Moreover, he said that the anti-Sikh riots were not something that fitted into the Congress philosophy. "There is no philosophy of killing Sikhs in the Congress," he told a TV news channel in an interview.
On the other hand, he said that treatment of Muslims in Gujarat raised the question as to whether they were treated as second class citizens. "That is a continuing problem," he said, adding Narayanamurthy was a great friend of his but he did not agree with him on this issue.
Asked whether the recent Assembly poll results showed that there was a Modi wave or more of an anti-Congress wave which he was riding, Sen replied, "I would tend to think that there is an anti-Congress wave perhaps in the sense that the party is exhausted.

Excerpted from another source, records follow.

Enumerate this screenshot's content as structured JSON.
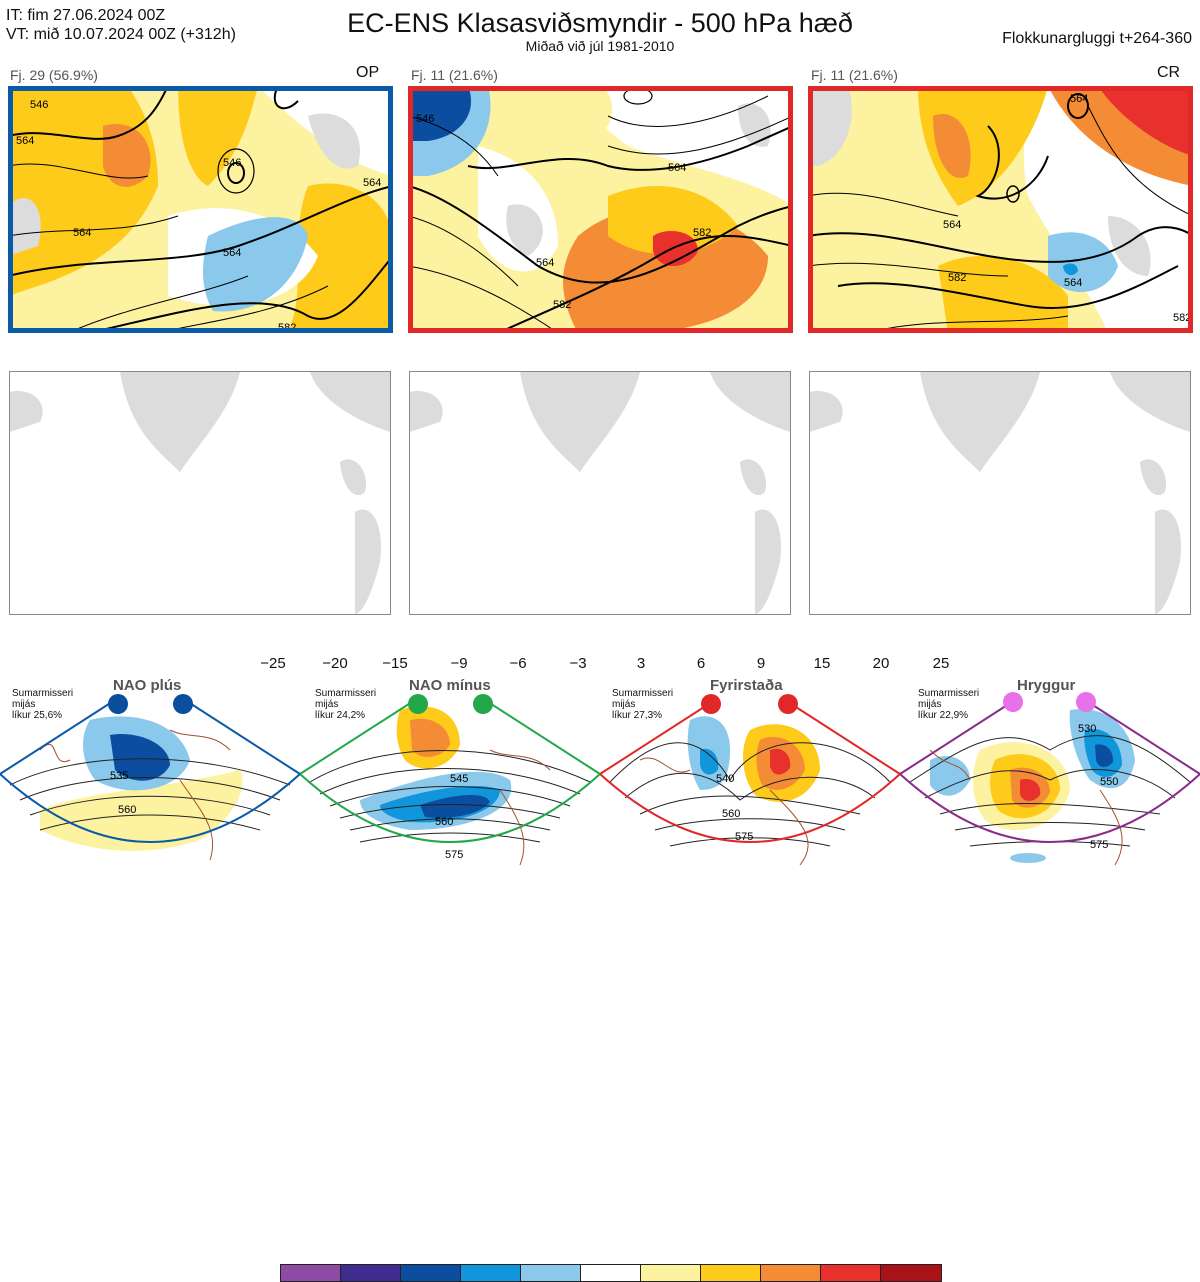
{
  "header": {
    "it_line": "IT: fim 27.06.2024 00Z",
    "vt_line": "VT: mið 10.07.2024 00Z  (+312h)",
    "title": "EC-ENS Klasasviðsmyndir - 500 hPa hæð",
    "subtitle": "Miðað við júl 1981-2010",
    "window_label": "Flokkunargluggi t+264-360"
  },
  "clusters": [
    {
      "label": "Fj. 29 (56.9%)",
      "tag": "OP",
      "border_color": "#0a5aa8",
      "contour_labels": [
        "546",
        "564",
        "546",
        "564",
        "564",
        "564",
        "582"
      ]
    },
    {
      "label": "Fj. 11 (21.6%)",
      "tag": "",
      "border_color": "#e02828",
      "contour_labels": [
        "546",
        "564",
        "564",
        "582",
        "582"
      ]
    },
    {
      "label": "Fj. 11 (21.6%)",
      "tag": "CR",
      "border_color": "#e02828",
      "contour_labels": [
        "564",
        "564",
        "564",
        "582",
        "582"
      ]
    }
  ],
  "colorbar": {
    "ticks": [
      "−25",
      "−20",
      "−15",
      "−9",
      "−6",
      "−3",
      "3",
      "6",
      "9",
      "15",
      "20",
      "25"
    ],
    "colors": [
      "#8e4ba3",
      "#3e2c8f",
      "#0b4ea0",
      "#1196db",
      "#8bc9ec",
      "#ffffff",
      "#fdf2a0",
      "#fecb1a",
      "#f48c35",
      "#e8302d",
      "#a81218"
    ]
  },
  "regimes": [
    {
      "name": "NAO plús",
      "season": "Sumarmisseri",
      "mean": "mijás",
      "prob": "líkur 25,6%",
      "dot_color": "#0a4e9e",
      "frame_color": "#0a5aa8",
      "contours": [
        "535",
        "560"
      ]
    },
    {
      "name": "NAO mínus",
      "season": "Sumarmisseri",
      "mean": "mijás",
      "prob": "líkur 24,2%",
      "dot_color": "#22a84a",
      "frame_color": "#22a84a",
      "contours": [
        "545",
        "560",
        "575"
      ]
    },
    {
      "name": "Fyrirstaða",
      "season": "Sumarmisseri",
      "mean": "mijás",
      "prob": "líkur 27,3%",
      "dot_color": "#e02828",
      "frame_color": "#e02828",
      "contours": [
        "540",
        "560",
        "575"
      ]
    },
    {
      "name": "Hryggur",
      "season": "Sumarmisseri",
      "mean": "mijás",
      "prob": "líkur 22,9%",
      "dot_color": "#e870e8",
      "frame_color": "#8a2a8a",
      "contours": [
        "530",
        "550",
        "575"
      ]
    }
  ]
}
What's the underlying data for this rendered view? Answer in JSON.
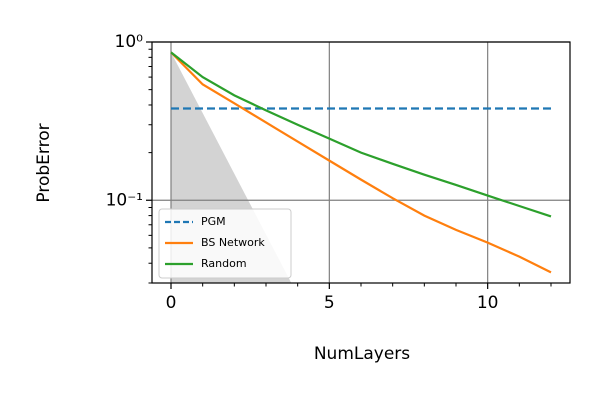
{
  "chart_data": {
    "type": "line",
    "xlabel": "NumLayers",
    "ylabel": "ProbError",
    "x": [
      0,
      1,
      2,
      3,
      4,
      5,
      6,
      7,
      8,
      9,
      10,
      11,
      12
    ],
    "series": [
      {
        "name": "PGM",
        "color": "#1f77b4",
        "dashed": true,
        "values": [
          0.38,
          0.38,
          0.38,
          0.38,
          0.38,
          0.38,
          0.38,
          0.38,
          0.38,
          0.38,
          0.38,
          0.38,
          0.38
        ]
      },
      {
        "name": "BS Network",
        "color": "#ff7f0e",
        "values": [
          0.86,
          0.54,
          0.41,
          0.31,
          0.235,
          0.178,
          0.135,
          0.103,
          0.08,
          0.065,
          0.054,
          0.044,
          0.035
        ]
      },
      {
        "name": "Random",
        "color": "#2ca02c",
        "values": [
          0.86,
          0.6,
          0.46,
          0.37,
          0.3,
          0.245,
          0.2,
          0.17,
          0.145,
          0.125,
          0.107,
          0.092,
          0.079
        ]
      }
    ],
    "shade": {
      "x": [
        0,
        0,
        3.8
      ],
      "y": [
        0.86,
        0.03,
        0.03
      ],
      "color": "#d3d3d3"
    },
    "xlim": [
      -0.6,
      12.6
    ],
    "xticks": [
      0,
      5,
      10
    ],
    "xminor_ticks": [
      1,
      2,
      3,
      4,
      6,
      7,
      8,
      9,
      11,
      12
    ],
    "ylim": [
      0.03,
      1
    ],
    "ylog": true,
    "yticks": [
      {
        "value": 1,
        "label": "10⁰"
      },
      {
        "value": 0.1,
        "label": "10⁻¹"
      }
    ],
    "yminor_ticks": [
      0.03,
      0.04,
      0.05,
      0.06,
      0.07,
      0.08,
      0.09,
      0.2,
      0.3,
      0.4,
      0.5,
      0.6,
      0.7,
      0.8,
      0.9
    ],
    "grid": true,
    "legend": "lower left"
  }
}
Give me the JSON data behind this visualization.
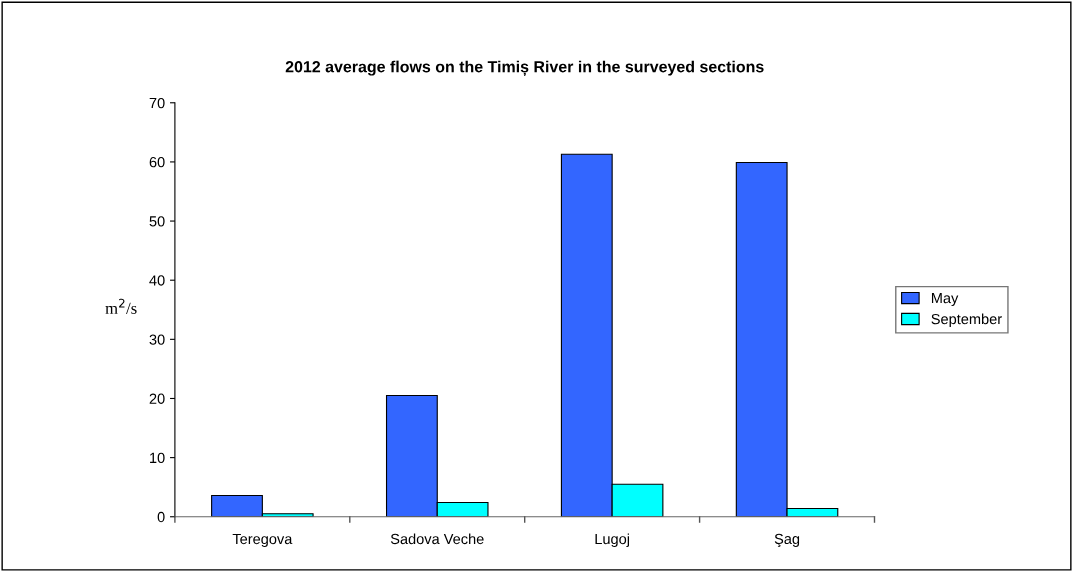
{
  "chart_data": {
    "type": "bar",
    "title": "2012 average flows on the Timiș River in the surveyed sections",
    "ylabel": "m$^{2}$/s",
    "categories": [
      "Teregova",
      "Sadova Veche",
      "Lugoj",
      "Şag"
    ],
    "series": [
      {
        "name": "May",
        "color": "#3366ff",
        "values": [
          3.6,
          20.5,
          61.3,
          59.9
        ]
      },
      {
        "name": "September",
        "color": "#00ffff",
        "values": [
          0.5,
          2.4,
          5.5,
          1.4
        ]
      }
    ],
    "ylim": [
      0,
      70
    ],
    "yticks": [
      0,
      10,
      20,
      30,
      40,
      50,
      60,
      70
    ],
    "grid": false,
    "legend": "right"
  }
}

"Perhaps, in a sense, one of the big things about Modi is that any firm leader has an advantage when the leadership problems in Congress remains unresolved."
Asked if he thought the Congress should formally declare Rahul Gandhi as prime ministerial candidate, Sen said, "They have to have a game strategy. Election is not won by promising to win elections. I don`t think what the Congress strategy is at this time in winning the election."
On the rise of Aam Aadmi Party (AAP), Sen said he welcomed it very much although he had been skeptical of the likelihood of its performance.
"In this case there are two reasons to be delighted--one that it has happened and second - we Indians are unduly pessimistic and anything that demonstrates that they have gone for optimism must be a good thing. So from both points of view I`m delighted."
Sen said he thought the challenge for Aam Aadmi was very easy in Delhi and hoped that the new party would become a very major force for Indian politics.
Asked whether the Supreme Court judgement re-criminalising homosexuality had disappointed him, Sen said, "Very disappointed would be an understatement.....I wouldn`t pretend to know more than SC judges do, but you could still ask the question was the reasoning right."
He said it is an issue of protection of minority rights and human rights.
"I think to say that you have to wait for the blessing of the majority in the Parliament in order to protect the human rights and the rights of the minorities and SC wouldn`t be anything to it, seems to be a failure of understanding of the role of SC," Sen said.